Au nom du principe de précaution, les maires de Saint-Denis, des Pennes-Mirabeau et de Bordeaux décident de réglementer l’implantation d’antennes de téléphonie mobile sur le territoire de leur commune :

 le premier interdit temporairement, dans l’attente de la mise en place d’une charte avec les opérateurs téléphoniques, l’installation d’antennes de téléphonie mobile dans un rayon de 100 mètres autour des crèches, des établissements scolaires ou recevant un public mineur et des résidences de personnes âgées ;

 le deuxième interdit l’implantation d’antennes de téléphonie mobile sur le territoire de la commune dans un rayon de 300 mètres autour des habitations et des établissements recevant du public et soumet l’installation des antennes à une demande préalable à la commune et à un avis favorable de celle-ci ;

 le troisième soumet tout projet d’implantation d’antenne de téléphonie mobile à une procédure préalable, et interdit toute implantation d’antenne à moins de 100 mètres des lieux recevant régulièrement des enfants de moins de 12 ans ainsi que toute modification des réglages aboutissant à une “augmentation significative”, le tout sous le contrôle des services de la ville.

 

Le Conseil d’Etat annule les trois arrêtés, déniant toute compétence au maire en la matière, que ce soit au titre de son pouvoir de police générale, ou au nom du principe de précaution.

 

Une compétence exclusive des services de l’Etat

Le conseil d’Etat rappelle en premier lieu que la police spéciale des communications électroniques est confiée à l’Etat :

 
pour concilier les impératifs de santé publique et de couverture du territoire par les réseaux de communication, "le législateur a confié aux seules autorités qu’il a désignées, c’est-à-dire au ministre chargé des communications électroniques, à l’Autorité de régulation des communications électroniques et des postes (ARCEP) et à l’Agence nationale des fréquences (ANFR), le soin de déterminer, de manière complète, les modalités d’implantation des stations radioélectriques sur l’ensemble du territoire ainsi que les mesures de protection du public contre les effets des ondes qu’elles émettent".

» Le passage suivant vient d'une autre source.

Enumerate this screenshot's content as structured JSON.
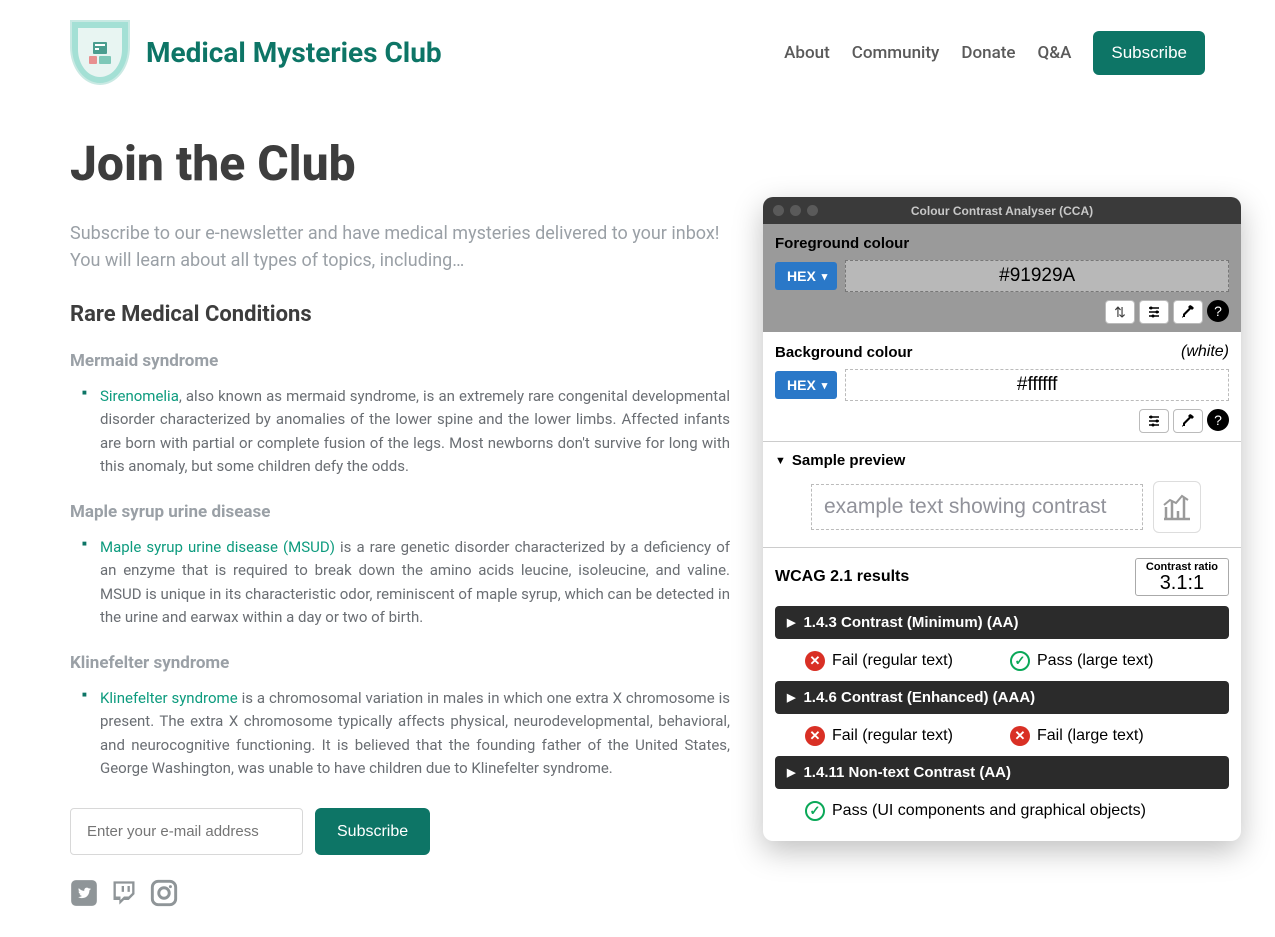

Incompétence du maire au titre de son pouvoir de police générale

Le Conseil d’Etat en déduit que le maire ne peut réglementer de manière générale l’implantation d’antennes de téléphonie mobile sur la commune, sans porter atteinte aux prérogatives de police spéciale confiées à l’Etat :

 
si les articles L. 2212‑1 et L. 2212‑2 du code général des collectivités territoriales habilitent le maire à prendre les mesures de police générale nécessaires au bon ordre, à la sûreté, à la sécurité et à la salubrité publiques, celui-ci ne saurait, sans porter atteinte aux pouvoirs de police spéciale conférés aux autorités de l’Etat, adopter sur le territoire de la commune une réglementation portant sur l’implantation des antennes relais de téléphonie mobile et destinée à protéger le public contre les effets des ondes émises par ces antennes".
 

Peu importe, à cet égard, que le législateur ait prévu une information des maires, à leur demande, de l’état des installations radioélectriques exploitées sur le territoire de la commune. Le maire ne saurait en effet aller à l’encontre des pouvoirs de police spéciale attribués aux autorités nationales, "qui reposent sur un niveau d’expertise et peuvent être assortis de garanties indisponibles au plan local".

 

Impossibilité d’invoquer le principe de précaution

Le Conseil d’Etat dénie enfin au maire le droit d’invoquer en la matière le principe de précaution.

 

En effet ce principe, "s’il est applicable à toute autorité publique dans ses domaines d’attributions, ne saurait avoir ni pour objet ni pour effet de permettre à une autorité publique d’excéder son champ de compétence et d’intervenir en dehors de ses domaines d’attributions".

 

Un maire ne peut ainsi intervenir au motif "que les valeurs limites d’exposition du public aux champs électromagnétiques fixées au niveau national ne prendraient pas suffisamment en compte les exigences posées par le principe de précaution".

 

Et le Conseil d’Etat d’en conclure que :

 
le maire ne peut, ni au titre de ses pouvoirs de police générale ni en se fondant sur le principe de précaution, adopter une réglementation portant sur l’implantation des antennes relais de téléphonie mobile et destinée à protéger le public contre les effets des ondes émises par ces antennes".